Instrumental behaviour consists of actions leading towards a stated goal…Expressive behaviour, on the other hand, consists of actions demonstrating to other people what sort of person you are…both [are] important
An example of instrumental behaviour might be having the goal of learning a new programming language so registering for a course on the topic or getting a relevant book out of the library. The example of expressive behaviour that the authors give is
sitting in the front of the lecture theatre and taking copious notes in a very visible manner to show that you take your studies very seriously
although I can think of a number of reasons why you might want to sit in the front of the lecture theatre and take copious notes that do not involve the need to show anything. An example of expressive behaviour among PhD students might be staying very long hours in the office to demonstrate that you are a dedicated student, rather than because that is the most productive or efficient way for you to work. (Again, sometimes it might actually be the most useful way for you to work.)

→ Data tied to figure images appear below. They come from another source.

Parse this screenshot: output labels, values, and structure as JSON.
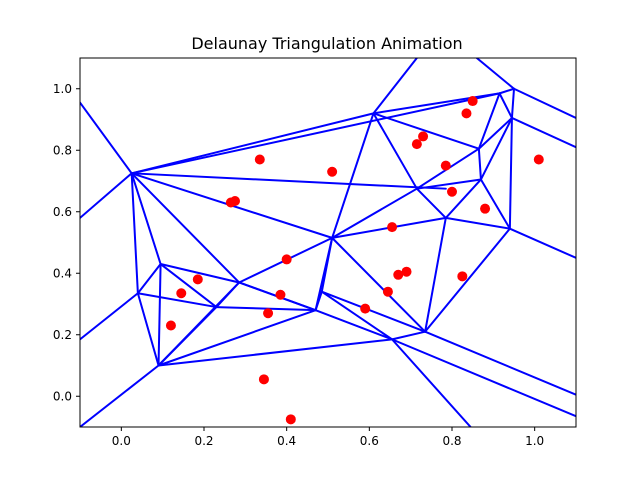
{
  "chart_data": {
    "type": "scatter",
    "title": "Delaunay Triangulation Animation",
    "xlabel": "",
    "ylabel": "",
    "xlim": [
      -0.1,
      1.1
    ],
    "ylim": [
      -0.1,
      1.1
    ],
    "grid": false,
    "xticks": [
      "0.0",
      "0.2",
      "0.4",
      "0.6",
      "0.8",
      "1.0"
    ],
    "xtick_values": [
      0.0,
      0.2,
      0.4,
      0.6,
      0.8,
      1.0
    ],
    "yticks": [
      "0.0",
      "0.2",
      "0.4",
      "0.6",
      "0.8",
      "1.0"
    ],
    "ytick_values": [
      0.0,
      0.2,
      0.4,
      0.6,
      0.8,
      1.0
    ],
    "colors": {
      "points": "#ff0000",
      "edges": "#0000ff"
    },
    "points": [
      [
        0.12,
        0.23
      ],
      [
        0.145,
        0.335
      ],
      [
        0.185,
        0.38
      ],
      [
        0.265,
        0.63
      ],
      [
        0.275,
        0.635
      ],
      [
        0.335,
        0.77
      ],
      [
        0.345,
        0.055
      ],
      [
        0.355,
        0.27
      ],
      [
        0.385,
        0.33
      ],
      [
        0.4,
        0.445
      ],
      [
        0.41,
        -0.075
      ],
      [
        0.51,
        0.73
      ],
      [
        0.59,
        0.285
      ],
      [
        0.645,
        0.34
      ],
      [
        0.655,
        0.55
      ],
      [
        0.67,
        0.395
      ],
      [
        0.69,
        0.405
      ],
      [
        0.715,
        0.82
      ],
      [
        0.73,
        0.845
      ],
      [
        0.785,
        0.75
      ],
      [
        0.8,
        0.665
      ],
      [
        0.825,
        0.39
      ],
      [
        0.835,
        0.92
      ],
      [
        0.85,
        0.96
      ],
      [
        0.88,
        0.61
      ],
      [
        1.01,
        0.77
      ]
    ],
    "edges": [
      [
        [
          0.025,
          0.725
        ],
        [
          0.915,
          0.985
        ]
      ],
      [
        [
          0.915,
          0.985
        ],
        [
          0.95,
          1.0
        ]
      ],
      [
        [
          0.025,
          0.725
        ],
        [
          0.61,
          0.92
        ]
      ],
      [
        [
          0.61,
          0.92
        ],
        [
          0.915,
          0.985
        ]
      ],
      [
        [
          0.025,
          0.725
        ],
        [
          0.51,
          0.515
        ]
      ],
      [
        [
          0.025,
          0.725
        ],
        [
          0.095,
          0.43
        ]
      ],
      [
        [
          0.025,
          0.725
        ],
        [
          0.285,
          0.37
        ]
      ],
      [
        [
          0.025,
          0.725
        ],
        [
          0.04,
          0.335
        ]
      ],
      [
        [
          0.025,
          0.725
        ],
        [
          -0.1,
          0.58
        ]
      ],
      [
        [
          0.025,
          0.725
        ],
        [
          -0.1,
          0.955
        ]
      ],
      [
        [
          0.025,
          0.725
        ],
        [
          0.785,
          0.675
        ]
      ],
      [
        [
          0.61,
          0.92
        ],
        [
          0.51,
          0.515
        ]
      ],
      [
        [
          0.61,
          0.92
        ],
        [
          0.715,
          0.675
        ]
      ],
      [
        [
          0.61,
          0.92
        ],
        [
          0.865,
          0.805
        ]
      ],
      [
        [
          0.915,
          0.985
        ],
        [
          0.865,
          0.805
        ]
      ],
      [
        [
          0.915,
          0.985
        ],
        [
          0.945,
          0.905
        ]
      ],
      [
        [
          0.95,
          1.0
        ],
        [
          0.945,
          0.905
        ]
      ],
      [
        [
          0.95,
          1.0
        ],
        [
          1.1,
          0.905
        ]
      ],
      [
        [
          0.95,
          1.0
        ],
        [
          0.86,
          1.1
        ]
      ],
      [
        [
          0.945,
          0.905
        ],
        [
          1.1,
          0.81
        ]
      ],
      [
        [
          0.945,
          0.905
        ],
        [
          0.865,
          0.805
        ]
      ],
      [
        [
          0.945,
          0.905
        ],
        [
          0.87,
          0.705
        ]
      ],
      [
        [
          0.945,
          0.905
        ],
        [
          0.94,
          0.545
        ]
      ],
      [
        [
          0.865,
          0.805
        ],
        [
          0.715,
          0.675
        ]
      ],
      [
        [
          0.865,
          0.805
        ],
        [
          0.87,
          0.705
        ]
      ],
      [
        [
          0.715,
          0.675
        ],
        [
          0.87,
          0.705
        ]
      ],
      [
        [
          0.715,
          0.675
        ],
        [
          0.785,
          0.58
        ]
      ],
      [
        [
          0.715,
          0.675
        ],
        [
          0.51,
          0.515
        ]
      ],
      [
        [
          0.87,
          0.705
        ],
        [
          0.785,
          0.58
        ]
      ],
      [
        [
          0.87,
          0.705
        ],
        [
          0.94,
          0.545
        ]
      ],
      [
        [
          0.785,
          0.58
        ],
        [
          0.94,
          0.545
        ]
      ],
      [
        [
          0.785,
          0.58
        ],
        [
          0.51,
          0.515
        ]
      ],
      [
        [
          0.785,
          0.58
        ],
        [
          0.735,
          0.21
        ]
      ],
      [
        [
          0.94,
          0.545
        ],
        [
          0.735,
          0.21
        ]
      ],
      [
        [
          0.94,
          0.545
        ],
        [
          1.1,
          0.45
        ]
      ],
      [
        [
          0.51,
          0.515
        ],
        [
          0.735,
          0.21
        ]
      ],
      [
        [
          0.51,
          0.515
        ],
        [
          0.285,
          0.37
        ]
      ],
      [
        [
          0.51,
          0.515
        ],
        [
          0.485,
          0.34
        ]
      ],
      [
        [
          0.51,
          0.515
        ],
        [
          0.47,
          0.28
        ]
      ],
      [
        [
          0.285,
          0.37
        ],
        [
          0.095,
          0.43
        ]
      ],
      [
        [
          0.285,
          0.37
        ],
        [
          0.47,
          0.28
        ]
      ],
      [
        [
          0.285,
          0.37
        ],
        [
          0.23,
          0.29
        ]
      ],
      [
        [
          0.285,
          0.37
        ],
        [
          0.09,
          0.1
        ]
      ],
      [
        [
          0.095,
          0.43
        ],
        [
          0.04,
          0.335
        ]
      ],
      [
        [
          0.095,
          0.43
        ],
        [
          0.23,
          0.29
        ]
      ],
      [
        [
          0.04,
          0.335
        ],
        [
          0.23,
          0.29
        ]
      ],
      [
        [
          0.04,
          0.335
        ],
        [
          0.09,
          0.1
        ]
      ],
      [
        [
          0.04,
          0.335
        ],
        [
          -0.1,
          0.185
        ]
      ],
      [
        [
          0.23,
          0.29
        ],
        [
          0.47,
          0.28
        ]
      ],
      [
        [
          0.23,
          0.29
        ],
        [
          0.09,
          0.1
        ]
      ],
      [
        [
          0.09,
          0.1
        ],
        [
          0.47,
          0.28
        ]
      ],
      [
        [
          0.09,
          0.1
        ],
        [
          0.655,
          0.185
        ]
      ],
      [
        [
          0.09,
          0.1
        ],
        [
          -0.1,
          -0.1
        ]
      ],
      [
        [
          0.47,
          0.28
        ],
        [
          0.485,
          0.34
        ]
      ],
      [
        [
          0.47,
          0.28
        ],
        [
          0.655,
          0.185
        ]
      ],
      [
        [
          0.485,
          0.34
        ],
        [
          0.735,
          0.21
        ]
      ],
      [
        [
          0.485,
          0.34
        ],
        [
          0.655,
          0.185
        ]
      ],
      [
        [
          0.655,
          0.185
        ],
        [
          0.735,
          0.21
        ]
      ],
      [
        [
          0.655,
          0.185
        ],
        [
          1.1,
          -0.065
        ]
      ],
      [
        [
          0.735,
          0.21
        ],
        [
          1.1,
          0.005
        ]
      ],
      [
        [
          0.655,
          0.185
        ],
        [
          0.845,
          -0.1
        ]
      ],
      [
        [
          0.285,
          0.37
        ],
        [
          0.47,
          0.28
        ]
      ],
      [
        [
          0.61,
          0.92
        ],
        [
          0.715,
          1.1
        ]
      ],
      [
        [
          0.095,
          0.43
        ],
        [
          0.09,
          0.1
        ]
      ]
    ]
  }
}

In the authors’ experience,
students are normally good at some types of instrumental behaviour and woefully bad at the sensible sorts of expressive behaviour, usually because nobody has explained to them which signals they need to send out.

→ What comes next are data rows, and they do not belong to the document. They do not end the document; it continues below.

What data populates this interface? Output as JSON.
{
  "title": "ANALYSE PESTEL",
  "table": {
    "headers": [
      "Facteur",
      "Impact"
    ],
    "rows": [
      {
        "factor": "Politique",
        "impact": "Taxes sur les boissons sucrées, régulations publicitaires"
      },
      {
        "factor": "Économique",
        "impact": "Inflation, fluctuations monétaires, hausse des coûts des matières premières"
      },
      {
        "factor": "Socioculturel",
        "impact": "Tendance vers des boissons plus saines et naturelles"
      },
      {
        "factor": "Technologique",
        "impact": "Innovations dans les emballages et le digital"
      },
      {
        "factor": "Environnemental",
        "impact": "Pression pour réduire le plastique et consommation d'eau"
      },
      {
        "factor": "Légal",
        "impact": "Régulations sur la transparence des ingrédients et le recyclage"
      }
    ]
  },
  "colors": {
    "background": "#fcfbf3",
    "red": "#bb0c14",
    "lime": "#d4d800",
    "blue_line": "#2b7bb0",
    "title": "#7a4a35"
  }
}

It is easy to see how this situation could arise. In academia, certain conventions baffle those who are not familiar with them. (The concept of preparing a poster to take to a conference has been referred to as “quaint” by one non-academic acquaintance.) Indeed throughout this book, guidelines regarding expressive behaviour are implicit in the chapters discussing, for example, attending a conference, giving a talk and handling the viva.

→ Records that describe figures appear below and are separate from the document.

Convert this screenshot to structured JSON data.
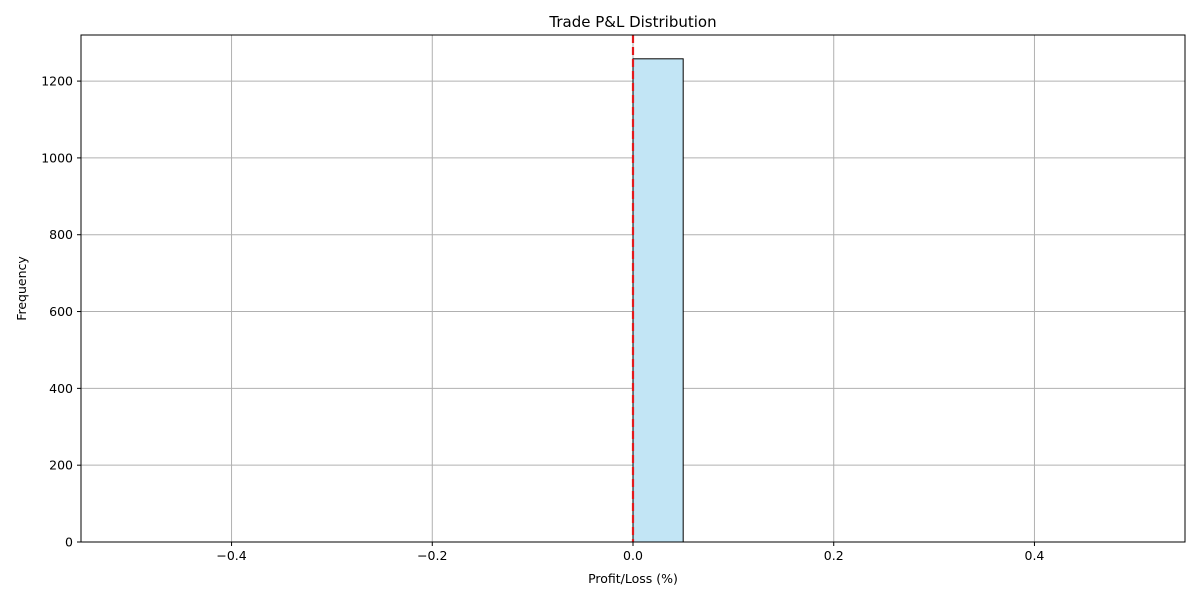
{
  "chart_data": {
    "type": "bar",
    "title": "Trade P&L Distribution",
    "xlabel": "Profit/Loss (%)",
    "ylabel": "Frequency",
    "xlim": [
      -0.55,
      0.55
    ],
    "ylim": [
      0,
      1320
    ],
    "xticks": [
      -0.4,
      -0.2,
      0.0,
      0.2,
      0.4
    ],
    "xtick_labels": [
      "−0.4",
      "−0.2",
      "0.0",
      "0.2",
      "0.4"
    ],
    "yticks": [
      0,
      200,
      400,
      600,
      800,
      1000,
      1200
    ],
    "ytick_labels": [
      "0",
      "200",
      "400",
      "600",
      "800",
      "1000",
      "1200"
    ],
    "bins": [
      {
        "x0": -0.5,
        "x1": -0.45,
        "count": 0
      },
      {
        "x0": -0.45,
        "x1": -0.4,
        "count": 0
      },
      {
        "x0": -0.4,
        "x1": -0.35,
        "count": 0
      },
      {
        "x0": -0.35,
        "x1": -0.3,
        "count": 0
      },
      {
        "x0": -0.3,
        "x1": -0.25,
        "count": 0
      },
      {
        "x0": -0.25,
        "x1": -0.2,
        "count": 0
      },
      {
        "x0": -0.2,
        "x1": -0.15,
        "count": 0
      },
      {
        "x0": -0.15,
        "x1": -0.1,
        "count": 0
      },
      {
        "x0": -0.1,
        "x1": -0.05,
        "count": 0
      },
      {
        "x0": -0.05,
        "x1": 0.0,
        "count": 0
      },
      {
        "x0": 0.0,
        "x1": 0.05,
        "count": 1258
      },
      {
        "x0": 0.05,
        "x1": 0.1,
        "count": 0
      },
      {
        "x0": 0.1,
        "x1": 0.15,
        "count": 0
      },
      {
        "x0": 0.15,
        "x1": 0.2,
        "count": 0
      },
      {
        "x0": 0.2,
        "x1": 0.25,
        "count": 0
      },
      {
        "x0": 0.25,
        "x1": 0.3,
        "count": 0
      },
      {
        "x0": 0.3,
        "x1": 0.35,
        "count": 0
      },
      {
        "x0": 0.35,
        "x1": 0.4,
        "count": 0
      },
      {
        "x0": 0.4,
        "x1": 0.45,
        "count": 0
      },
      {
        "x0": 0.45,
        "x1": 0.5,
        "count": 0
      }
    ],
    "vline": {
      "x": 0.0,
      "color": "#e31a1c",
      "style": "dashed"
    },
    "bar_color": "#c2e5f5",
    "bar_edge_color": "#000000",
    "grid": true
  }
}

Raising awareness of the concept of expressive behaviour is helpful to PhD students for two reasons:
One is simply that (as the authors suggest) may people are susceptible to some unhelpful types of this expressive behaviour. Being self-aware about this means that if someone finds themself caught in this way, they are in a position to (try to) decipher the signal that I am really trying to send out. They are more likely to be able to do this than anyone else, most of all the person they want to communicate with. The student could then work out how to act more constructively to achieve their goal.
Another reason is that appropriate expressive behaviour seems to be particularly critical when negotiating the academic path. As someone who does not find it easy to dissemble, thinking of my actions in terms of the messages that they send out might help me to find my way more easily.